Posted June 26, 2018
Phishing is by far the biggest security threat to any organization. It’s the most common source of attacks and has been at the root of spectacular cyber incidents like the Sony hack and the Petya ransomware attack. Due to the grave danger that phishing poses, remedies are highly sought after. Lately, companies have turned to machine learning and artificial intelligence, the supposed solutions to all societal problems, to combat phishing.
It’s a seductive proposition: AI-based products promise flawless security – “it’s a machine, it doesn’t make mistakes!” - alongside convenience, since they automate the process. One implementation of this is Microsoft’s Office 365 “Advanced Threat Protection” security, which checks emails for words and phrases that could hint at malicious activity, such as impersonating legitimate companies (e.g. Apple or Microsoft) and sentences asking for payments or password resets.

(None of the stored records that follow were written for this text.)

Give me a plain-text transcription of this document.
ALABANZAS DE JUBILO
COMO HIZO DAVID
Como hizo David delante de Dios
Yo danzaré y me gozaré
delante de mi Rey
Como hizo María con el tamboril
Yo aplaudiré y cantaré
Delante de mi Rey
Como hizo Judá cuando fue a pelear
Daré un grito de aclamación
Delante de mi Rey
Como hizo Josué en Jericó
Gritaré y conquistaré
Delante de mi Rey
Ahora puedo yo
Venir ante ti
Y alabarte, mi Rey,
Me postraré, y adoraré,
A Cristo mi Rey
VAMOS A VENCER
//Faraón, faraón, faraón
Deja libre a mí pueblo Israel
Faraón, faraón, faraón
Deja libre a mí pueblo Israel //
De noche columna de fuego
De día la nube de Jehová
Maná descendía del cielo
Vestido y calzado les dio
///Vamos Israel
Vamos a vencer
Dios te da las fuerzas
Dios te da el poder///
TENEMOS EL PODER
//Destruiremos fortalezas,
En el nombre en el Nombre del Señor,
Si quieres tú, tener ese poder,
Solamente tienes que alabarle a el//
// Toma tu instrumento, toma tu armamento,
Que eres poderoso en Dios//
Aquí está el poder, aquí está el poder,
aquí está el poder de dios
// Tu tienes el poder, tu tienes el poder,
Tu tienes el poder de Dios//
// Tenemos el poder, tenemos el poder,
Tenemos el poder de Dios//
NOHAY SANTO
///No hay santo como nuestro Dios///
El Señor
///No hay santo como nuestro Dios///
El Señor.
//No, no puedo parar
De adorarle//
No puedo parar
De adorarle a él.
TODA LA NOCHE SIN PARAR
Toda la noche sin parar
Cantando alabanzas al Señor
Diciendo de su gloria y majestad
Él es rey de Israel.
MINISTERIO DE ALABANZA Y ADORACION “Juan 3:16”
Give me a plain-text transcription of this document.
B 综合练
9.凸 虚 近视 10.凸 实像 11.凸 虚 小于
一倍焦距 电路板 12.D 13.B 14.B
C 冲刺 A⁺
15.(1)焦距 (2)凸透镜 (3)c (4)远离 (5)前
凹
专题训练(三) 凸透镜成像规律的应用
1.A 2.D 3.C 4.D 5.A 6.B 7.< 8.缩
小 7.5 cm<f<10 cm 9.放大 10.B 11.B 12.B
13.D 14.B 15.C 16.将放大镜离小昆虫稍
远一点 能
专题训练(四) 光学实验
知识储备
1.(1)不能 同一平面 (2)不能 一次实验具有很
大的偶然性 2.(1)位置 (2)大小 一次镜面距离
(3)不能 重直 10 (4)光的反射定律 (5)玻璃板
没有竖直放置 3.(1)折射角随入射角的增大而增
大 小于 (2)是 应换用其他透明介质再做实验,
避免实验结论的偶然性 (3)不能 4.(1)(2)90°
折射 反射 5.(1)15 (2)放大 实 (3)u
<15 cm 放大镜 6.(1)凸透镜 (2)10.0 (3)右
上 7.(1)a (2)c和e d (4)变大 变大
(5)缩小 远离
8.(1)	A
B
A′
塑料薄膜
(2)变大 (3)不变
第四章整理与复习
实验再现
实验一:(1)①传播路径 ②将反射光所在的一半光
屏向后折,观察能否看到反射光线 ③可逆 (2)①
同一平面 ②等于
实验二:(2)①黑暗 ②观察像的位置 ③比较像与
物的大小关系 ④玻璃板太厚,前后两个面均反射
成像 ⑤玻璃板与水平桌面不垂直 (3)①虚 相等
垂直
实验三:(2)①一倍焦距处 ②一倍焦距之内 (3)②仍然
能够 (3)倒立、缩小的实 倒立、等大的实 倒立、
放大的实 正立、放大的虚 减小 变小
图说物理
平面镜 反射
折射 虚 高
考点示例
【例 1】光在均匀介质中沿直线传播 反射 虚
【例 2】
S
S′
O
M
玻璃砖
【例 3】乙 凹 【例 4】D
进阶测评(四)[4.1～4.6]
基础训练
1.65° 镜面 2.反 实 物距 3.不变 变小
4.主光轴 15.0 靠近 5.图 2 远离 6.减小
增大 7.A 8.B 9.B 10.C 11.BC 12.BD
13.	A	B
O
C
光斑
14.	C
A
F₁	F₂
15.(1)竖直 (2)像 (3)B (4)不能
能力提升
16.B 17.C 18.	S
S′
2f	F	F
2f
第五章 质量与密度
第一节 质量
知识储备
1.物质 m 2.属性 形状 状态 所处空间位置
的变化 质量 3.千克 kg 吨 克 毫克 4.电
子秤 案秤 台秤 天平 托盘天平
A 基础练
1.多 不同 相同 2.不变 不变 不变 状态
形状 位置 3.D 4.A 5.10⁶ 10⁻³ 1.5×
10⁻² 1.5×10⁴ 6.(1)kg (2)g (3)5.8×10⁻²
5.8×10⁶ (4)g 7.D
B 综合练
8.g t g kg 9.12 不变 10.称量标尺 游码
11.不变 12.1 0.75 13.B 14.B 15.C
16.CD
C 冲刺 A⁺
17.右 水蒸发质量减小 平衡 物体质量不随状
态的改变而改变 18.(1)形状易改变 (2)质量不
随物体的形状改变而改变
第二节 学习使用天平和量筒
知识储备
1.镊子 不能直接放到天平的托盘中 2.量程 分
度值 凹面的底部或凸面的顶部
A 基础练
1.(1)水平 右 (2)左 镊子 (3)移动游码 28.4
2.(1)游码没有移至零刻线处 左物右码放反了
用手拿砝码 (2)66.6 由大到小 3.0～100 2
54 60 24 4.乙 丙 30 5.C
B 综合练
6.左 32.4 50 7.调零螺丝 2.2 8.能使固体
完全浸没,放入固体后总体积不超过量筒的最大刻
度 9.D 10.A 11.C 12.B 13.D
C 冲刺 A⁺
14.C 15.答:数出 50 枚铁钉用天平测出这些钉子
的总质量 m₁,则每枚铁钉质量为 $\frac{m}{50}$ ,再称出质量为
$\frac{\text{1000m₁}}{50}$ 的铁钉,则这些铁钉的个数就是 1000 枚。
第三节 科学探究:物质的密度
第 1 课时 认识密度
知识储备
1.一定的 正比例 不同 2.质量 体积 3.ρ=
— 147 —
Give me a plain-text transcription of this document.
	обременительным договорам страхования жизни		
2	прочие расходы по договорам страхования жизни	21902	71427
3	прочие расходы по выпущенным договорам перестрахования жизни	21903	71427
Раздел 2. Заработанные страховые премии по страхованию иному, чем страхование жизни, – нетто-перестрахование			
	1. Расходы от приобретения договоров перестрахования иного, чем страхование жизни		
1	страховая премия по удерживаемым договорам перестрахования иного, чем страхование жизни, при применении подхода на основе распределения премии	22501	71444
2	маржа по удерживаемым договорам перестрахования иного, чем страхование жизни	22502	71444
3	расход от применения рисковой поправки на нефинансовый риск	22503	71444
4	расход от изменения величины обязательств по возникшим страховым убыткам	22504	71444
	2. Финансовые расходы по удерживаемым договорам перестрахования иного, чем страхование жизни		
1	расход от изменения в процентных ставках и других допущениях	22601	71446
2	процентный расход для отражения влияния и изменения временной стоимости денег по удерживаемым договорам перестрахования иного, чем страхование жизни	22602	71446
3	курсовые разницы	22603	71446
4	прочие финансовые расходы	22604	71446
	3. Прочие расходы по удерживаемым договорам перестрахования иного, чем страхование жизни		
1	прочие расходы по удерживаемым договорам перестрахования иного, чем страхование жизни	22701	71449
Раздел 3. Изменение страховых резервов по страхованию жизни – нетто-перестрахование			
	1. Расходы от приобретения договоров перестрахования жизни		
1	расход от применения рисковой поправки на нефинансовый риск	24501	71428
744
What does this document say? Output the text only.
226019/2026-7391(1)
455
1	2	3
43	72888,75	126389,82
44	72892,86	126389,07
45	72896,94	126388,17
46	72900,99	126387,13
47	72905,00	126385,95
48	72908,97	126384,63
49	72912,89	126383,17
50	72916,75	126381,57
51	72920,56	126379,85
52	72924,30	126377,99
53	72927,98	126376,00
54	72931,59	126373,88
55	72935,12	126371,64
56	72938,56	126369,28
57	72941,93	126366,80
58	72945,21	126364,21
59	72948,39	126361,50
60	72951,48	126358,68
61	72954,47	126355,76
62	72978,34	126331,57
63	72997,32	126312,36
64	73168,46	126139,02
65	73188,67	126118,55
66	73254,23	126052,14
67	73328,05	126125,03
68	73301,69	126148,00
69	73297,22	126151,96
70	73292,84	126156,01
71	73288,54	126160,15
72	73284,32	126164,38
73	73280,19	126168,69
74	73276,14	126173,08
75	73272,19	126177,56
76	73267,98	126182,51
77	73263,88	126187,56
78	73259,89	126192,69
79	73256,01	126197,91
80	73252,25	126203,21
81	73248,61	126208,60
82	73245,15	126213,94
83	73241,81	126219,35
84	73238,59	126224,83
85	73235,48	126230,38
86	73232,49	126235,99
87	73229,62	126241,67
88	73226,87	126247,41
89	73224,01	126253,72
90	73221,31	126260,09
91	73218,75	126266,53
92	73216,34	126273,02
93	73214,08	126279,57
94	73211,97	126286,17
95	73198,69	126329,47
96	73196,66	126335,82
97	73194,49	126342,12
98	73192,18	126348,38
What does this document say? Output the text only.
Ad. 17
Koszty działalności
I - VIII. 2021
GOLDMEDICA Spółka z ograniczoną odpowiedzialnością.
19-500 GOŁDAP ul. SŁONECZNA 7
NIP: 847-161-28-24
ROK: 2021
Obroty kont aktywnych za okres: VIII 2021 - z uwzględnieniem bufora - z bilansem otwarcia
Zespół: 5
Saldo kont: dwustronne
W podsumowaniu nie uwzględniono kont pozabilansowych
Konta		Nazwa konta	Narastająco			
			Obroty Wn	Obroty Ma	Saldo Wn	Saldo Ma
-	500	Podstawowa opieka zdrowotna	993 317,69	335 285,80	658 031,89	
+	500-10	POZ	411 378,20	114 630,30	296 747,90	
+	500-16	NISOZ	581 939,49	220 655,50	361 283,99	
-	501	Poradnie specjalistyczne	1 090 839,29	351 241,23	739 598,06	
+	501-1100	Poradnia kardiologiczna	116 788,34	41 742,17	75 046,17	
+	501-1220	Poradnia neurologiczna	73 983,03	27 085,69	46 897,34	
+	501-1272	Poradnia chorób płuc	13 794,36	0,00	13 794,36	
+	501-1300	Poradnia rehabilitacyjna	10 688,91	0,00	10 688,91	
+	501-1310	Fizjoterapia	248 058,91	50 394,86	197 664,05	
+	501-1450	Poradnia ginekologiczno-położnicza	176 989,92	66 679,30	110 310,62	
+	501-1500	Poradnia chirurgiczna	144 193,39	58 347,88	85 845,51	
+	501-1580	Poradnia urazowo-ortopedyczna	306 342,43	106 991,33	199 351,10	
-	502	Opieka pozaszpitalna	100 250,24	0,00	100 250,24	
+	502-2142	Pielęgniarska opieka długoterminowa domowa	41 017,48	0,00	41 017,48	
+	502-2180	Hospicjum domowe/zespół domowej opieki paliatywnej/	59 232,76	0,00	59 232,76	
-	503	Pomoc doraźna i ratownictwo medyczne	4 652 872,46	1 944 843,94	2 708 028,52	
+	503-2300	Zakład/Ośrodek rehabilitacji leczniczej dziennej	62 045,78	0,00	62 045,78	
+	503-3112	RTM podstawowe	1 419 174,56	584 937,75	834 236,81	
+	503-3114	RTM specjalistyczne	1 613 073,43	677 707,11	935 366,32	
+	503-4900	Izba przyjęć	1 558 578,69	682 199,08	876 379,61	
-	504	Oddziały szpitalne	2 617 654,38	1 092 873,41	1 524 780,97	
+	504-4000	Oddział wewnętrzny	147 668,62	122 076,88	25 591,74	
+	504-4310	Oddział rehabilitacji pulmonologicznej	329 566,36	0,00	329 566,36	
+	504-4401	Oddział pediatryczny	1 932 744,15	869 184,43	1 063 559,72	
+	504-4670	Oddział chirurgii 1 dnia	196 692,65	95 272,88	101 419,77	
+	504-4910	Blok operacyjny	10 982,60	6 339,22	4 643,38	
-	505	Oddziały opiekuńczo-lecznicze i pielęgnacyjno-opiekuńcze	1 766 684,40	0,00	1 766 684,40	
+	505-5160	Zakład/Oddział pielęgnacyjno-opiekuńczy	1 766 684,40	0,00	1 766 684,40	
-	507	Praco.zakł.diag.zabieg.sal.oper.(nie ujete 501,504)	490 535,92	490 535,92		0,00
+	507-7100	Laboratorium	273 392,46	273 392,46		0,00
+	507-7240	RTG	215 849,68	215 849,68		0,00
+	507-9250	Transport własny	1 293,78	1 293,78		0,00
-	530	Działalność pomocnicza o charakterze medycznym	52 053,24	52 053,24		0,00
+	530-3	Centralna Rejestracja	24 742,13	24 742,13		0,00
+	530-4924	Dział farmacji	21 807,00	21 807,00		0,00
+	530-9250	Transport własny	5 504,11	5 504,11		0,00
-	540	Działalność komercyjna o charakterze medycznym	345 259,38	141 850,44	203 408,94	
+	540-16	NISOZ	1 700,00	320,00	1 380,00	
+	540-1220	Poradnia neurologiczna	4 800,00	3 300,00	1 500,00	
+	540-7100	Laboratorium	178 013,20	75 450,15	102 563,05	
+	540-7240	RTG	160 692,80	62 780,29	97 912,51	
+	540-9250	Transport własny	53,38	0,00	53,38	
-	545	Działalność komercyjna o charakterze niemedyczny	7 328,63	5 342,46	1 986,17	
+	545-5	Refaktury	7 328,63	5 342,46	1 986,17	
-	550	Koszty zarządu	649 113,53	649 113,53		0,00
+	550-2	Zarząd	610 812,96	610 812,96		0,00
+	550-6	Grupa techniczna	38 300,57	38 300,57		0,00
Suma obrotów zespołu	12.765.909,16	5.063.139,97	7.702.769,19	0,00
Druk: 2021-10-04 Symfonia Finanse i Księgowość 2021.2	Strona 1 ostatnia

However, researchers at Avanan revealed on June 19th how hackers can bypass Microsoft’s tool by adding random words to the email body at font size zero (‘ZeroFont’), which will appear to the scanner as unstructured, non-malicious gibberish. To the recipient, the ZeroFont text is invisible, thus creating an entirely different email.
You read that right! A technique used by students to pad their assignment papers is enough to fool a cutting edge algorithm.